The news of the week is unequivocally HubSpot's acquisition of Clearbit.
The rationale for helping marketers implement a first-party data strategy is clear. However, this deal also signals a significant shift in the SalesTech and CRM landscape that merits further examination.
Clearbit provides contact and account data, mostly known for enrichment and website tracking. But make no mistake, it's a comprehensive B2B database - 44 million companies, 350 million contacts, and 100+ attributes.
This isn't the first CRM-data combo. In 2010, Salesforce acquired crowdsourced data provider Jigsaw. It created the Data.com service but ended up terminating it in 2019 over data quality concerns. Since then, CRM giants have mostly opted to partner rather than provide data, with Oracle's 2018 Datafox purchase being the exception. Up until recently, data and workflows were considered separate businesses.
But the combination made sense. ZoomInfo's founder and CEO Henry Schuck has long preached that CRM without data is an empty shell. His company has been acquisitive and bought several workflow companies. However, it has been leveraging its super-efficient GTM machine to funnel additional products to the market rather than fusing the two types of products.
The internet lowered barriers to entry for assembling B2B databases. Startups have taken stabs at combining data and workflows but with mixed success, like Growlabs which launched in 2016 before being acquired by NextRoll two years later.

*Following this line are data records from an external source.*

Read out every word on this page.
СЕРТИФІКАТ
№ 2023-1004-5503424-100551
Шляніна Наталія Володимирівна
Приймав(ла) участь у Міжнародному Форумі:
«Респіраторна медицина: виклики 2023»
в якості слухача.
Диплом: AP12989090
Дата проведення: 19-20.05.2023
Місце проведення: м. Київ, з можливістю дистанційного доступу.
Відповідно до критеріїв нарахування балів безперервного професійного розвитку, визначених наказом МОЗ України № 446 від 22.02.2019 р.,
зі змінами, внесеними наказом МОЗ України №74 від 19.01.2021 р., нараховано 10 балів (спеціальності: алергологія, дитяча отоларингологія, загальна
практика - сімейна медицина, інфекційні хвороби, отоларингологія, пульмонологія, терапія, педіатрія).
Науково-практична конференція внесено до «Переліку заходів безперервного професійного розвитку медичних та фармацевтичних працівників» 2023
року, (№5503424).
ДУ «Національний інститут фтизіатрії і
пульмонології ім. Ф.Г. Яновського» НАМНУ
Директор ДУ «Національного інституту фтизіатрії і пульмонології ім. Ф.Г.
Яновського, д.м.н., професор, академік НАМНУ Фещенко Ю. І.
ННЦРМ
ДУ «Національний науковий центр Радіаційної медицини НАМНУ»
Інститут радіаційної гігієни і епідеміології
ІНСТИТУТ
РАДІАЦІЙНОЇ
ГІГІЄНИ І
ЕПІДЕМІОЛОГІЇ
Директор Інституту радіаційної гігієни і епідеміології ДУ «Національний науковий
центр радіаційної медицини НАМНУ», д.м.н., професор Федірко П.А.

Times are changing though. Account-based platforms like 6sense and Demandbase made strategic data acquisitions. The standout is Apollo.io, approaching $100M in revenue and showing the combination of data and workflows can thrive.
What sets HubSpot's deal apart? AI.
All major platform providers are reevaluating their offerings and exploring how to incorporate data to fuel the effectiveness of their AI. HubSpot has been at the forefront, aggressively incorporating AI into its suite. The addition of Clearbit gives their platform a substantial boost.
The race is on, and it will be fascinating to see how the historical divide between data and workflow evolves.